Я повстречал Пирума в Германии. Нет, там он вовсе не стремился овладеть мастерством. Вернее будет сказать, что мысли его были заняты тем, как превращать ремесло часовщика в своего рода философию. Я не сумел в ту пору правильно понять Пирума, не вник в его воодушевленные рассуждения о часах. А ведь Пирум пытался объяснить через часовой механизм суть времени, вечности и мгновения, определить взаимосвязи прошлого, настоящего и будущего. Он проникал в сердцевину часового механизма и, расщепляя его, искал среди деталей и колесиков самую малую частицу, бесконечно малую, чтобы найти объяснение той хрупкой ресничке, что зовется жизнью, осмысливает сущность бытия.
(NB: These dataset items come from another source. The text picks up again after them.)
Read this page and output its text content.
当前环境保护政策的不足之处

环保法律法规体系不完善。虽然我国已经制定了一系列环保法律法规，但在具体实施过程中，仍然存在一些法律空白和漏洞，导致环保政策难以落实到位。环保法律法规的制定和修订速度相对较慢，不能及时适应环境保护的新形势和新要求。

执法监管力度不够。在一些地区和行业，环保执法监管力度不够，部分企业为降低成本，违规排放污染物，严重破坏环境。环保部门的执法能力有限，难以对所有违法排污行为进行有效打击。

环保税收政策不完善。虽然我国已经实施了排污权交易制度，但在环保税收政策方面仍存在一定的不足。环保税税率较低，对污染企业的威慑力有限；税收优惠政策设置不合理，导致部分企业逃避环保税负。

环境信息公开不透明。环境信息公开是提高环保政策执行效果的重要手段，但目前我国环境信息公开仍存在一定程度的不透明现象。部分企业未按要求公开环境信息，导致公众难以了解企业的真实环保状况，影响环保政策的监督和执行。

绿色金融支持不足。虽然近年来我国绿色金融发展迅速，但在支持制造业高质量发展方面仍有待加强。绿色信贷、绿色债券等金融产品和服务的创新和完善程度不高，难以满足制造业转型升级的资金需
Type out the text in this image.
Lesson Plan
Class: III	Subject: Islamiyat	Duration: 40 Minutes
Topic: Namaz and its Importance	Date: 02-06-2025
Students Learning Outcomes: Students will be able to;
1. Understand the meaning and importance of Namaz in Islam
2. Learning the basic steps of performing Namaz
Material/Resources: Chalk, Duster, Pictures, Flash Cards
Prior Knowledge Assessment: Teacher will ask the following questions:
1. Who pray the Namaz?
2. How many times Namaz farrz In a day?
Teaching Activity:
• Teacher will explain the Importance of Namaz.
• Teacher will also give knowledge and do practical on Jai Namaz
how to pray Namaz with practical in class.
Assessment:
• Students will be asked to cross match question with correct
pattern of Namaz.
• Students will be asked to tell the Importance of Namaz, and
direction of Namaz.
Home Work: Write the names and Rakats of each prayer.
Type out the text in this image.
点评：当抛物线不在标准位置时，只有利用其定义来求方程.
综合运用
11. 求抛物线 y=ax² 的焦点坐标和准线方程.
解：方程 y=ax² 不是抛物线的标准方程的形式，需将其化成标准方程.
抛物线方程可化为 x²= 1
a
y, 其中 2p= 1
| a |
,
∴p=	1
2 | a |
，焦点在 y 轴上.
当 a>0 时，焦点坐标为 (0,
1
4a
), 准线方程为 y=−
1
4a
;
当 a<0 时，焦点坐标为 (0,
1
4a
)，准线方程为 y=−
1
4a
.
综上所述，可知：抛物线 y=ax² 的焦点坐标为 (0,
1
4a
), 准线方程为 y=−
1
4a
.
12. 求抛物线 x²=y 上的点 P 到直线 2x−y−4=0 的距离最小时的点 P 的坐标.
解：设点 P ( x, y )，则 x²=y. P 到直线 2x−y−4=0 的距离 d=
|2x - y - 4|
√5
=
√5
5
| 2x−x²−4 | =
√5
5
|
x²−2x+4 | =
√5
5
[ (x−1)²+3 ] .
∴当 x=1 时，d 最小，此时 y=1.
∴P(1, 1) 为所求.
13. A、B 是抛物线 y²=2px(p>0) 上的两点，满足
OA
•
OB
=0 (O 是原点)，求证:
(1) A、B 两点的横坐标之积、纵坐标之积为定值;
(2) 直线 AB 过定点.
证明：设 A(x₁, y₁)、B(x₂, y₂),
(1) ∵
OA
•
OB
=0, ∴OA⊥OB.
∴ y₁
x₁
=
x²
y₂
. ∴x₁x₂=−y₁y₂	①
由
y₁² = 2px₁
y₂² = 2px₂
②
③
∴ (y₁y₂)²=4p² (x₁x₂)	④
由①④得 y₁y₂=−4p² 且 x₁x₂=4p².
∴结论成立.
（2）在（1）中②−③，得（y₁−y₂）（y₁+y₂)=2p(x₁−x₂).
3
Пирум Окромчедлов так увлекся изучением Времени, что наряду с работой в заведениях Мозера, Буре и Саркисова в качестве вольнослушателя стал изучать науки в европейских университетах. В Тифлис он возвратился всего лишь с одним потрепанным, побитым саквояжем, и ни у кого даже в мыслях бы не мелькнуло, что этот саквояж содержит в себе весьма приличное богатство — множество ценнейших часов, начиная от тех, которые были изготовлены знаменитым английским часовщиком Джоном Черрисоном вплоть до шедевров лучших современных мастеров.
Дом свой, расположенный в нашем квартале, Пирум перестроил по собственному проекту: первый этаж отвел под часовую мастерскую, второй — под жилые помещения. Вскоре его уже избрали устабаши цеха часовщиков. Через несколько дней после этого события Пирум привез откуда-то ученика своего, Огона, потрепанного, как тот самый саквояж.
Я всегда считал довольно прозаичным жизненный уклад мещан и обывателей, был уверен в том, что дни их текут уныло и однообразно, хотя строки жизни складывают именно они, и именно они берут на свои плечи всю тяжесть жизни.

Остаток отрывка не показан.